Na pizzaria, todos sorriam logo à entrada. Pudera, o forno bem ali à vista, a lenha queimando, o homem de branco alisando a massa com o desvelo de um pediatra, a bacia enorme vermelha até à boca de molho de tomate, o orégano perfumando o ar – aquela promessa toda, se já é irresistível para o paulistano comum, que dirá para um que foi criado no Bom Retiro, lá ora baixo, à beira da várzea, no miolo do quarteirão compreendido pelas ruas Sólon, Anhaia, Barra do Tibagi e dos Italianos? Lá onde até um crioulo retinto e jovem como o Ribim jogava morra no “bar do vinheiro” fazendo-se ouvido a meia quadra de distância com sua cantada frenética acompanhando o movimento da mão direita que batia na mesa e voltava no abre-e-fecha cadenciado do Cinque! Otto! Sei! Ter! Morra! Ter! Due!...?
Pizza com bastante tomate e um jornal no forno, prestes a ser lançado, o boneco pronto, as matérias do número zero até tituladas já, quem podia querer mais do que isso? E que matérias! Lembro ainda de algumas das principais chamadas de capa: a escalada da violência, uma reportagem que partia do emergente Esquadrão da Morte para projetar um quadro futuro sombrio quanto ao armamento não só das mãos, mas pior e principalmente dos espíritos; o começo do fim de Pelé, que passava a alimentar com sofreguidão seu lado argentário através de seguidos contratos de publicidade, transformando em artigo de consumo a reverenciada imagem de maior ídolo do País; havia colunistas também, por exemplo dois Chicos: um Buarque, o outro Anísio.

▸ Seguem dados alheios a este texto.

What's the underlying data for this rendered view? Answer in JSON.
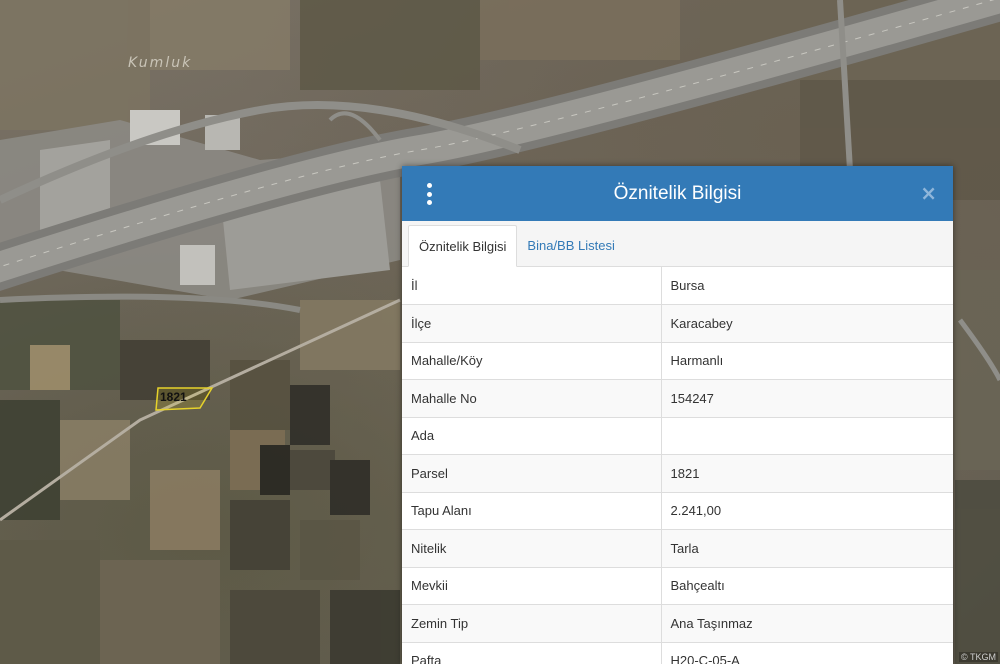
{
  "map": {
    "place_label": "Kumluk",
    "parcel_label": "1821",
    "attribution": "© TKGM"
  },
  "panel": {
    "title": "Öznitelik Bilgisi",
    "menu_icon": "vertical-dots-icon",
    "close_icon": "close-icon",
    "close_glyph": "×",
    "header_color": "#337ab7",
    "tabs": [
      {
        "label": "Öznitelik Bilgisi",
        "active": true
      },
      {
        "label": "Bina/BB Listesi",
        "active": false
      }
    ],
    "rows": [
      {
        "key": "İl",
        "value": "Bursa"
      },
      {
        "key": "İlçe",
        "value": "Karacabey"
      },
      {
        "key": "Mahalle/Köy",
        "value": "Harmanlı"
      },
      {
        "key": "Mahalle No",
        "value": "154247"
      },
      {
        "key": "Ada",
        "value": ""
      },
      {
        "key": "Parsel",
        "value": "1821"
      },
      {
        "key": "Tapu Alanı",
        "value": "2.241,00"
      },
      {
        "key": "Nitelik",
        "value": "Tarla"
      },
      {
        "key": "Mevkii",
        "value": "Bahçealtı"
      },
      {
        "key": "Zemin Tip",
        "value": "Ana Taşınmaz"
      },
      {
        "key": "Pafta",
        "value": "H20-C-05-A"
      }
    ]
  }
}
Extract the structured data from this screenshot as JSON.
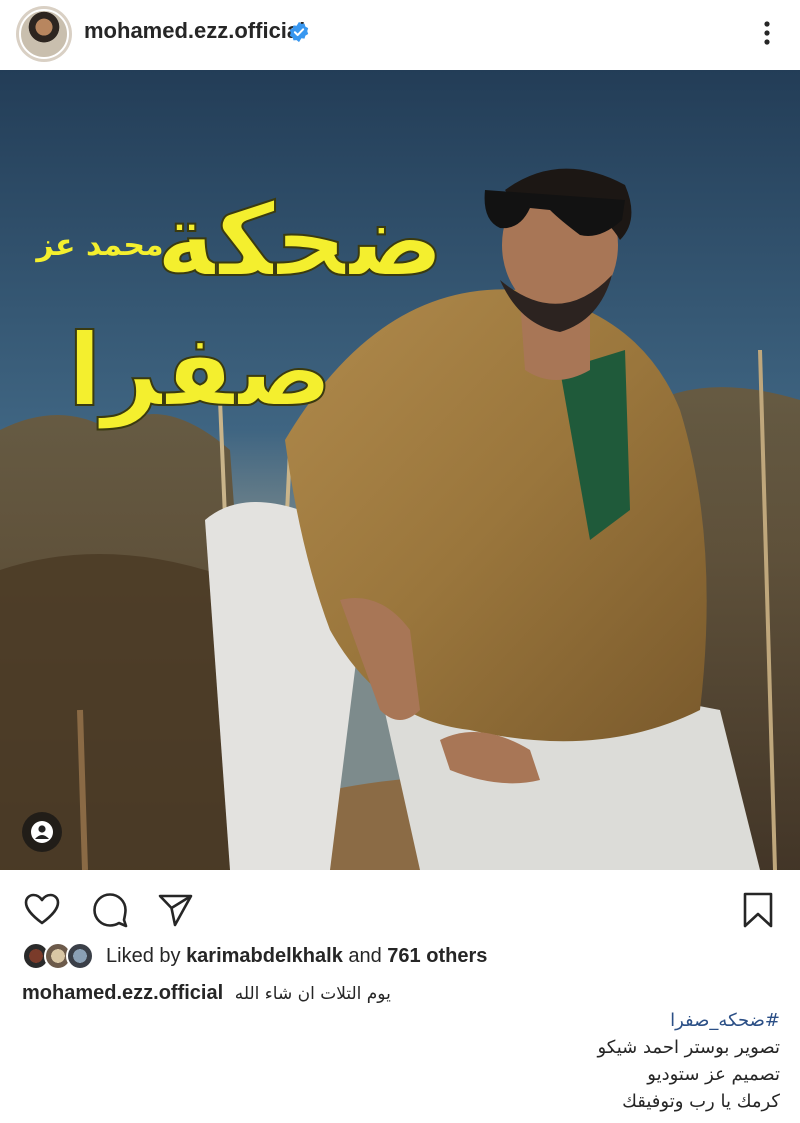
{
  "header": {
    "username": "mohamed.ezz.official",
    "avatar_icon": "profile-avatar",
    "verified_icon": "verified-badge-icon",
    "more_icon": "more-vertical-icon",
    "verified_color": "#3897f0"
  },
  "post": {
    "image_title_line1": "ضحكة",
    "image_title_line2": "صفرا",
    "image_signature": "محمد عز",
    "user_tag_icon": "user-tag-icon",
    "title_color": "#f4ef2e"
  },
  "actions": {
    "like_icon": "heart-icon",
    "comment_icon": "comment-icon",
    "share_icon": "send-icon",
    "save_icon": "bookmark-icon"
  },
  "likes": {
    "prefix": "Liked by ",
    "liked_by": "karimabdelkhalk",
    "middle": " and ",
    "others": "761 others"
  },
  "caption": {
    "username": "mohamed.ezz.official",
    "text": "يوم التلات ان شاء الله",
    "hashtag": "#ضحكه_صفرا",
    "line2": "تصوير بوستر احمد شيكو",
    "line3": "تصميم عز ستوديو",
    "line4": "كرمك يا رب وتوفيقك"
  }
}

Ia ser um grande semanário o “Idéia Nova”, tablóide cujo projeto de execução nos fora confiado por um dos maiores jornalistas e editores que o Brasil já conheceu – Samuel Wainer.
Aliás, acabávamos de chegar da “redação” que Samuel mandara improvisar na suíte de um hotel da Boca do Lixo. Máquina de escrever, papel canetas Bic, tudo de que se precisava para fazer um bom jornal. Além de homens, uma equipe de jornalistas como raras vezes se consegue reunir em torno de um projeto de publicação, quase todos recém-saídos da revista “Realidade”.
Samuel estava no Rio, e nós terminávamos de estraçalhar a primeira de mozzarella quando o rádio divulgou a notícia, que nos arrastou a todos, num lance, da mesa para junto do rádio, no balcão: o Presidente Costa e Silva acabava de decretar o Ato Institucional n°5, diziam todas as estações, em cadeia. Era a noite de 13 de dezembro de 1968. O ar azedou, a cor viva da pizzaria desbotou-se, nós, a equipe eufórica de um minuto atrás, nos entreolhamos em silêncio de luto. Inaugurava-se uma era de censura, e uma publicação aberta e combativa, e ainda por cima pertencente a um editor cassado – Samuel – perdia a razão de ser. “Idéia Nova” morria no útero.
Talvez esse viesse a ter sido o melhor jornal da minha vida.
2 comentários:
Muito bom o texto. O final arrepia e dá a dimensão da tristeza daquele momento.
Excelente texto, me senti na pizzaria junto ao grupo. É interessante, principalmente para mim que nasci um ano após a volta à democracia, conhecer um pouco mais de uma época da qual só tenho informações por livros ou conversas com meu pai. Sempre ouvi falar sobre o período, mas uma história como esta dá uma dimensão bem vívida das frustrações causadas pela ausência da democracia.